Bitmap indexes are widely used in data warehousing environments. The environments typically have large amounts of data and ad hoc queries, but a low level of concurrent DML transactions. For such applications, bitmap indexing provides:
- Reduced response time for large classes of ad hoc queries.
- Reduced storage requirements compared to other indexing techniques.
- Dramatic performance gains even on hardware with a relatively small number of CPUs or a small amount of memory.
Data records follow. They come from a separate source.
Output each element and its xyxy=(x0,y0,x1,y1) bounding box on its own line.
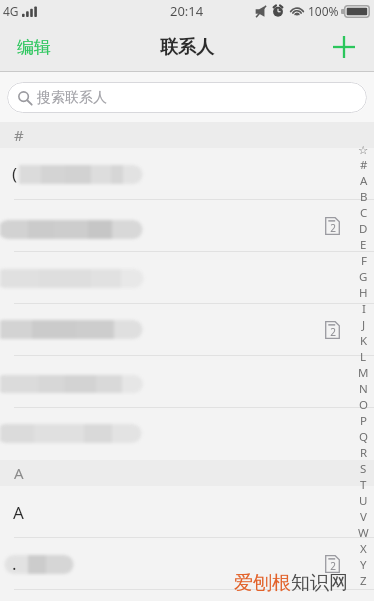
staticText: 爱刨根 xyxy=(234,571,291,595)
staticText: J xyxy=(362,317,366,333)
button[interactable]: 2 xyxy=(0,304,374,356)
button[interactable]: G xyxy=(357,269,370,285)
staticText: M xyxy=(358,365,369,381)
button[interactable]: 2 xyxy=(0,200,374,252)
button[interactable]: M xyxy=(357,365,370,381)
staticText: 20:14 xyxy=(170,2,204,20)
button[interactable]: L xyxy=(357,349,370,365)
staticText: X xyxy=(360,541,367,557)
button[interactable]: A xyxy=(357,173,370,189)
button[interactable] xyxy=(0,252,374,304)
button[interactable]: K xyxy=(357,333,370,349)
button[interactable]: I xyxy=(357,301,370,317)
staticText: 联系人 xyxy=(160,36,214,59)
staticText: 100% xyxy=(308,3,339,19)
button[interactable]: X xyxy=(357,541,370,557)
staticText: B xyxy=(360,189,368,205)
button[interactable]: R xyxy=(357,445,370,461)
staticText: A xyxy=(13,501,24,524)
button[interactable]: A xyxy=(0,486,374,538)
staticText: . xyxy=(12,552,17,575)
button[interactable]: O xyxy=(357,397,370,413)
staticText: A xyxy=(14,463,24,483)
staticText: Z xyxy=(360,573,367,589)
button[interactable]: 搜索联系人 xyxy=(7,82,367,113)
button[interactable]: C xyxy=(357,205,370,221)
button[interactable]: 编辑 xyxy=(0,27,66,68)
button[interactable]: E xyxy=(357,237,370,253)
button[interactable]: U xyxy=(357,493,370,509)
button[interactable]: W xyxy=(357,525,370,541)
staticText: H xyxy=(359,285,368,301)
staticText: 知识网 xyxy=(291,571,348,595)
staticText: ☆ xyxy=(358,143,369,156)
staticText: Q xyxy=(359,429,368,445)
staticText: 2 xyxy=(330,221,336,235)
staticText: ( xyxy=(12,162,18,185)
staticText: O xyxy=(359,397,368,413)
button[interactable] xyxy=(0,408,374,460)
button[interactable]: J xyxy=(357,317,370,333)
staticText: 2 xyxy=(330,325,336,339)
staticText: L xyxy=(360,349,367,365)
button[interactable]: S xyxy=(357,461,370,477)
button[interactable]: N xyxy=(357,381,370,397)
button[interactable]: . xyxy=(0,538,374,590)
staticText: 搜索联系人 xyxy=(37,89,107,107)
staticText: G xyxy=(359,269,368,285)
button[interactable]: Q xyxy=(357,429,370,445)
button[interactable]: B xyxy=(357,189,370,205)
staticText: R xyxy=(360,445,368,461)
button[interactable]: V xyxy=(357,509,370,525)
staticText: F xyxy=(361,253,367,269)
button[interactable]: Add contact xyxy=(319,24,374,70)
staticText: W xyxy=(358,525,369,541)
button[interactable]: Y xyxy=(357,557,370,573)
button[interactable]: H xyxy=(357,285,370,301)
staticText: K xyxy=(360,333,368,349)
staticText: # xyxy=(360,157,368,173)
staticText: S xyxy=(360,461,367,477)
button[interactable]: P xyxy=(357,413,370,429)
staticText: C xyxy=(360,205,368,221)
staticText: A xyxy=(360,173,368,189)
staticText: E xyxy=(360,237,367,253)
button[interactable]: D xyxy=(357,221,370,237)
staticText: 4G xyxy=(3,3,19,19)
button[interactable]: # xyxy=(357,157,370,173)
staticText: N xyxy=(359,381,368,397)
staticText: I xyxy=(362,301,366,317)
staticText: 编辑 xyxy=(17,37,51,58)
staticText: 2 xyxy=(330,559,336,573)
button[interactable]: Z xyxy=(357,573,370,589)
staticText: P xyxy=(360,413,367,429)
staticText: # xyxy=(14,125,24,145)
staticText: U xyxy=(359,493,368,509)
staticText: T xyxy=(360,477,367,493)
staticText: D xyxy=(359,221,368,237)
button[interactable] xyxy=(0,356,374,408)
button[interactable]: T xyxy=(357,477,370,493)
button[interactable]: ☆ xyxy=(357,141,370,157)
staticText: Y xyxy=(360,557,367,573)
button[interactable]: F xyxy=(357,253,370,269)
staticText: V xyxy=(360,509,367,525)
button[interactable]: ( xyxy=(0,148,374,200)
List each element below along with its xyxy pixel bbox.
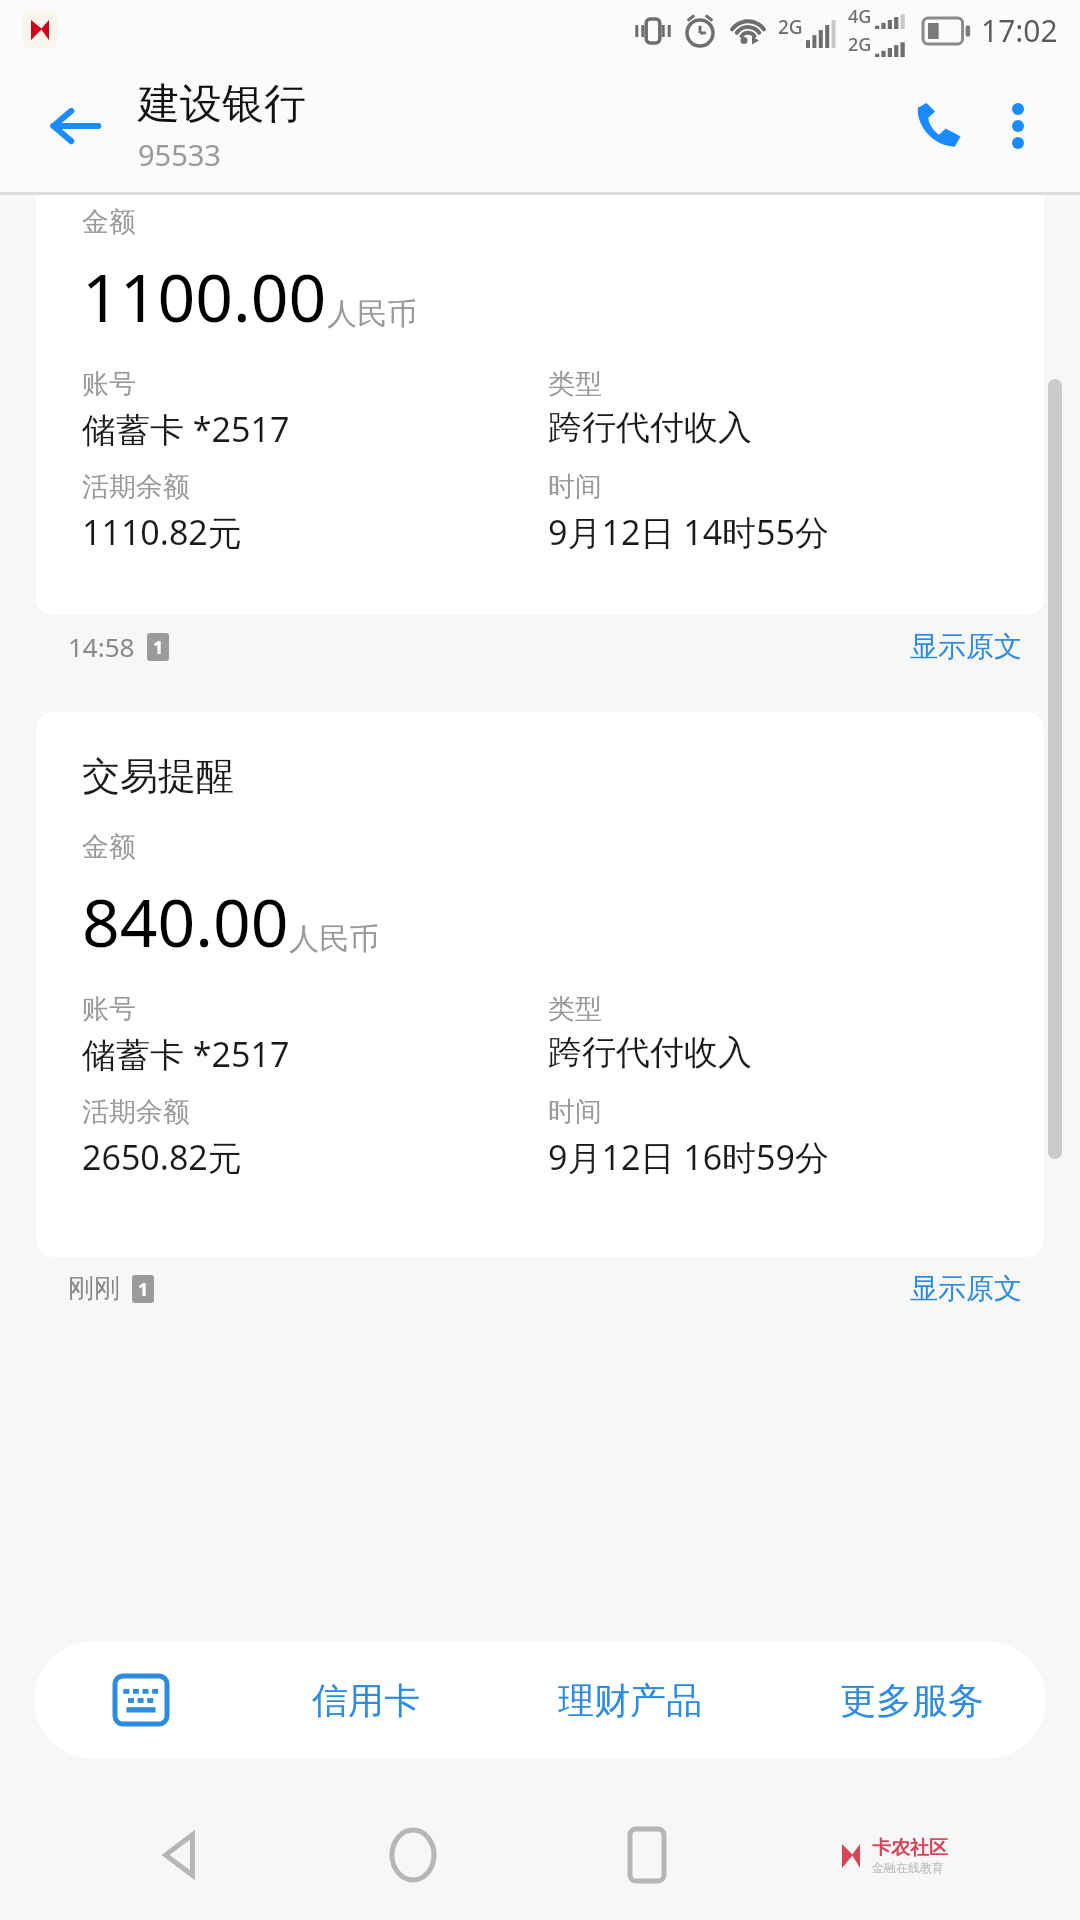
staticText: 1110.82元 bbox=[82, 509, 242, 555]
staticText: 刚刚 bbox=[68, 1272, 120, 1305]
staticText: 活期余额 bbox=[82, 1095, 190, 1129]
staticText: 活期余额 bbox=[82, 470, 190, 504]
staticText: 2G bbox=[778, 14, 803, 40]
staticText: 跨行代付收入 bbox=[548, 406, 752, 449]
button[interactable]: 信用卡 bbox=[306, 1660, 426, 1741]
staticText: 人民币 bbox=[289, 920, 379, 958]
staticText: 9月12日 16时59分 bbox=[548, 1134, 829, 1180]
button[interactable]: 交易提醒 bbox=[36, 712, 1044, 1257]
button[interactable]: Home bbox=[358, 1800, 468, 1910]
button[interactable]: 更多服务 bbox=[834, 1660, 990, 1741]
staticText: 金额 bbox=[82, 205, 136, 239]
staticText: 信用卡 bbox=[312, 1678, 420, 1723]
staticText: 1 bbox=[138, 1277, 149, 1302]
staticText: 17:02 bbox=[981, 10, 1058, 51]
staticText: 14:58 bbox=[68, 629, 135, 664]
button[interactable]: 金额 bbox=[36, 195, 1044, 615]
staticText: 金融在线教育 bbox=[872, 1860, 944, 1875]
staticText: 显示原文 bbox=[910, 1271, 1022, 1306]
staticText: 储蓄卡 *2517 bbox=[82, 1031, 290, 1077]
button[interactable]: Keyboard bbox=[102, 1661, 180, 1739]
button[interactable]: 显示原文 bbox=[910, 1271, 1022, 1306]
staticText: 储蓄卡 *2517 bbox=[82, 406, 290, 452]
staticText: 840.00 bbox=[82, 876, 289, 966]
staticText: 1100.00 bbox=[82, 251, 327, 341]
button[interactable]: More options bbox=[980, 88, 1056, 164]
button[interactable]: Call bbox=[896, 84, 980, 168]
staticText: 理财产品 bbox=[558, 1678, 702, 1723]
staticText: 跨行代付收入 bbox=[548, 1031, 752, 1074]
staticText: 时间 bbox=[548, 1095, 602, 1129]
button[interactable]: Back bbox=[34, 86, 114, 166]
button[interactable]: Recents bbox=[592, 1800, 702, 1910]
staticText: 交易提醒 bbox=[82, 752, 234, 800]
staticText: 类型 bbox=[548, 992, 602, 1026]
staticText: 1 bbox=[153, 635, 164, 660]
staticText: 类型 bbox=[548, 367, 602, 401]
staticText: 显示原文 bbox=[910, 629, 1022, 664]
staticText: 2G bbox=[848, 32, 872, 57]
staticText: 9月12日 14时55分 bbox=[548, 509, 829, 555]
staticText: 2650.82元 bbox=[82, 1134, 242, 1180]
staticText: 建设银行 bbox=[138, 78, 306, 131]
staticText: 账号 bbox=[82, 367, 136, 401]
staticText: 卡农社区 bbox=[872, 1836, 948, 1860]
button[interactable]: 理财产品 bbox=[552, 1660, 708, 1741]
staticText: 时间 bbox=[548, 470, 602, 504]
staticText: 4G bbox=[848, 4, 872, 29]
staticText: 账号 bbox=[82, 992, 136, 1026]
staticText: 金额 bbox=[82, 830, 136, 864]
staticText: 95533 bbox=[138, 135, 221, 174]
button[interactable]: Back bbox=[124, 1800, 234, 1910]
staticText: 更多服务 bbox=[840, 1678, 984, 1723]
staticText: 人民币 bbox=[327, 295, 417, 333]
button[interactable]: 显示原文 bbox=[910, 629, 1022, 664]
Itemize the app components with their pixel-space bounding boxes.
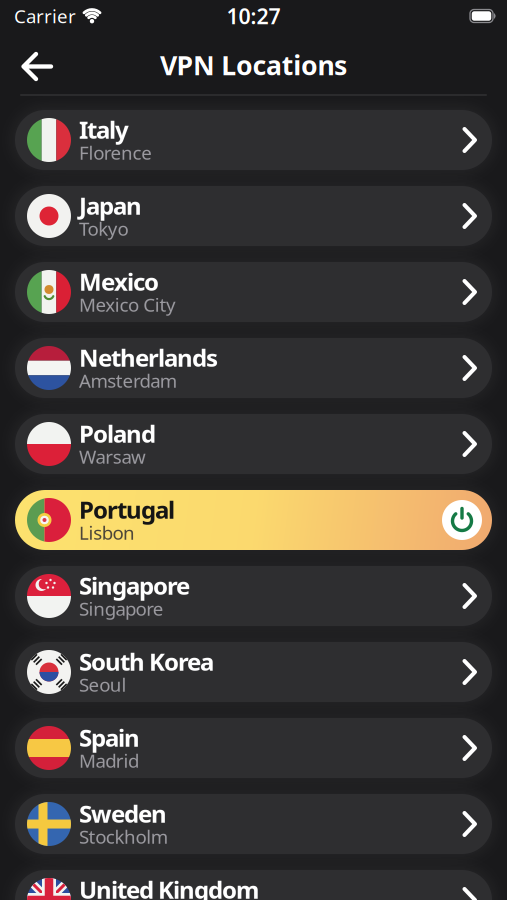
button[interactable]: United Kingdom [15,870,492,900]
staticText: VPN Locations [160,47,347,83]
staticText: Lisbon [79,520,135,545]
staticText: Italy [79,114,129,146]
staticText: Madrid [79,748,139,773]
button[interactable]: Poland [15,414,492,474]
button[interactable]: Japan [15,186,492,246]
staticText: Sweden [79,798,167,830]
button[interactable]: Sweden [15,794,492,854]
button[interactable]: Mexico [15,262,492,322]
staticText: Poland [79,418,156,450]
staticText: Portugal [79,494,175,526]
staticText: 10:27 [226,2,280,30]
button[interactable]: Portugal [15,490,492,550]
staticText: Warsaw [79,444,146,469]
staticText: Singapore [79,596,164,621]
staticText: Spain [79,722,140,754]
staticText: Florence [79,140,152,165]
staticText: Netherlands [79,342,218,374]
staticText: Carrier [14,4,76,28]
staticText: Singapore [79,570,190,602]
button[interactable]: Back [0,43,52,91]
staticText: South Korea [79,646,214,678]
staticText: Amsterdam [79,368,177,393]
button[interactable]: Netherlands [15,338,492,398]
staticText: United Kingdom [79,874,259,900]
staticText: Mexico City [79,292,176,317]
button[interactable]: Singapore [15,566,492,626]
button[interactable]: South Korea [15,642,492,702]
staticText: Seoul [79,672,126,697]
staticText: Tokyo [79,216,128,241]
staticText: Stockholm [79,824,168,849]
staticText: Mexico [79,266,159,298]
button[interactable]: Italy [15,110,492,170]
button[interactable]: Spain [15,718,492,778]
staticText: Japan [79,190,142,222]
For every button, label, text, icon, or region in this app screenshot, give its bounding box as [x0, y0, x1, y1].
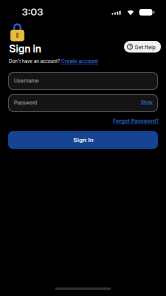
button[interactable]: Forgot Password? [113, 118, 158, 126]
staticText: Get Help [134, 44, 166, 70]
staticText: 3:03 [22, 6, 108, 54]
button[interactable]: ? [124, 41, 161, 52]
staticText: Sign in [9, 42, 138, 93]
staticText: Username [14, 78, 113, 102]
button[interactable]: Create account [61, 58, 98, 65]
staticText: Sign In [73, 136, 154, 166]
button[interactable]: Sign In [8, 131, 158, 149]
staticText: Don't have an account? [9, 58, 166, 80]
button[interactable]: Show [141, 100, 154, 107]
staticText: Show [141, 100, 166, 120]
staticText: Password [14, 100, 107, 124]
staticText: Forgot Password? [113, 118, 166, 143]
staticText: Create account [61, 58, 166, 82]
staticText: ? [129, 45, 139, 66]
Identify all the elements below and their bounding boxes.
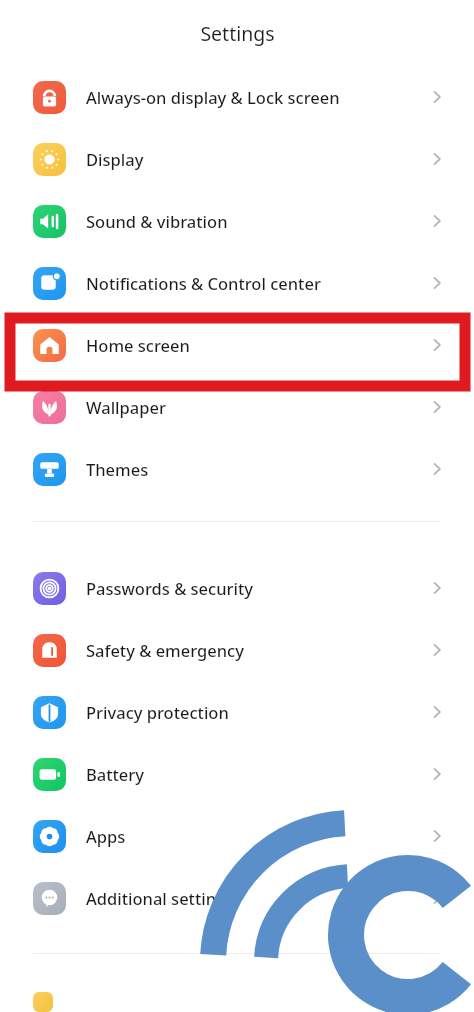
button[interactable]: Themes (0, 438, 474, 500)
staticText: Additional settings (86, 887, 428, 909)
staticText: Home screen (86, 334, 428, 356)
staticText: Notifications & Control center (86, 272, 428, 294)
staticText: Settings (200, 20, 275, 47)
button[interactable]: Additional settings (0, 867, 474, 929)
staticText: Wallpaper (86, 396, 428, 418)
staticText: Apps (86, 825, 428, 847)
button[interactable]: Safety & emergency (0, 619, 474, 681)
button[interactable]: Home screen (0, 314, 474, 376)
staticText: Battery (86, 763, 428, 785)
staticText: Always-on display & Lock screen (86, 86, 428, 108)
button[interactable]: Privacy protection (0, 681, 474, 743)
button[interactable]: Sound & vibration (0, 190, 474, 252)
staticText: Passwords & security (86, 577, 428, 599)
staticText: Sound & vibration (86, 210, 428, 232)
staticText: Display (86, 148, 428, 170)
button[interactable]: Apps (0, 805, 474, 867)
button[interactable]: Wallpaper (0, 376, 474, 438)
button[interactable]: Always-on display & Lock screen (0, 66, 474, 128)
staticText: Safety & emergency (86, 639, 428, 661)
staticText: Themes (86, 458, 428, 480)
button[interactable]: Passwords & security (0, 557, 474, 619)
button[interactable]: Battery (0, 743, 474, 805)
button[interactable]: Display (0, 128, 474, 190)
staticText: Privacy protection (86, 701, 428, 723)
button[interactable]: Notifications & Control center (0, 252, 474, 314)
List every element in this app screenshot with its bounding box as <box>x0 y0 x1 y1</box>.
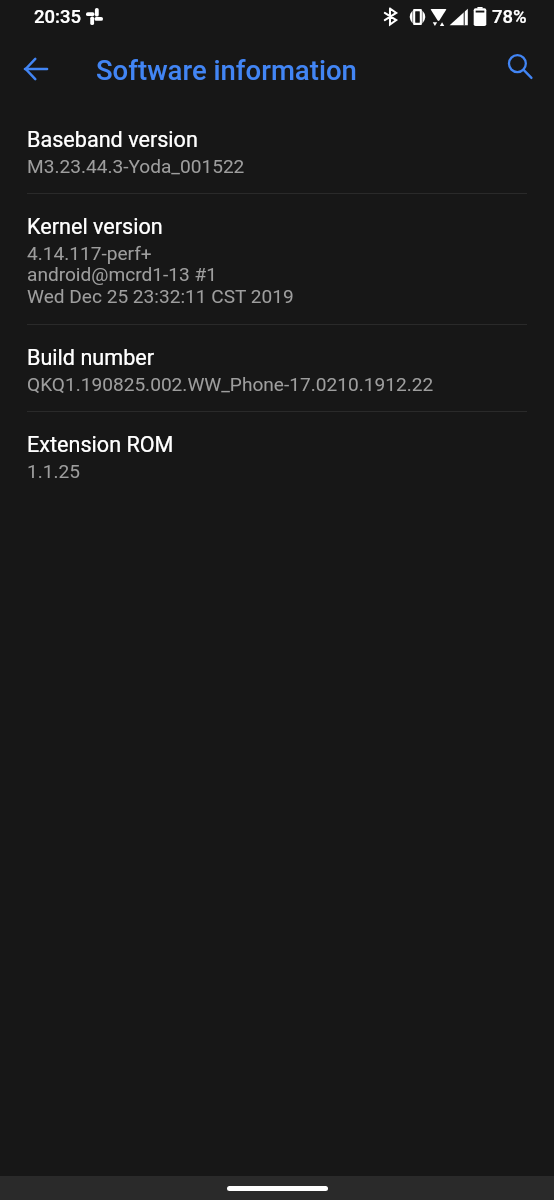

Fully indexing a large table with a traditional B-tree index can be prohibitively expensive in terms of disk space because the indexes can be several times larger than the data in the table. Bitmap indexes are typically only a fraction of the size of the indexed data in the table. An index provides pointers to the rows in a table that contain a given key value. A regular index stores a list of rowids for each key corresponding to the rows with that
key value. In a bitmap index, a bitmap for each key value replaces a list of rowids. Each bit in the bitmap corresponds to a possible rowid, and if the bit is set, it means that the row with the corresponding rowid contains the key value. A mapping function converts the bit position to an actual rowid, so that the bitmap index provides the same functionality as a regular index. Bitmap indexes store the bitmaps in a compressed way. If the number of distinct key values is small, bitmap indexes compress better and the space saving benefit compared to a B-tree index becomes even better.
Bitmap indexes are most effective for queries that contain multiple conditions in the WHERE clause. Rows that satisfy some, but not all, conditions are filtered out before the table itself is accessed. This improves response time, often dramatically. If you are unsure of which indexes to create, the SQL Access Advisor can generate recommendations on what to create. As the bitmaps from bitmap indexes can be combined quickly, it is usually best to use single-column bitmap indexes. When creating bitmap indexes, you should use NOLOGGING and COMPUTE STATISTICS. In addition, you should keep in mind that bitmap indexes are usually easier to destroy and re-create than to maintain.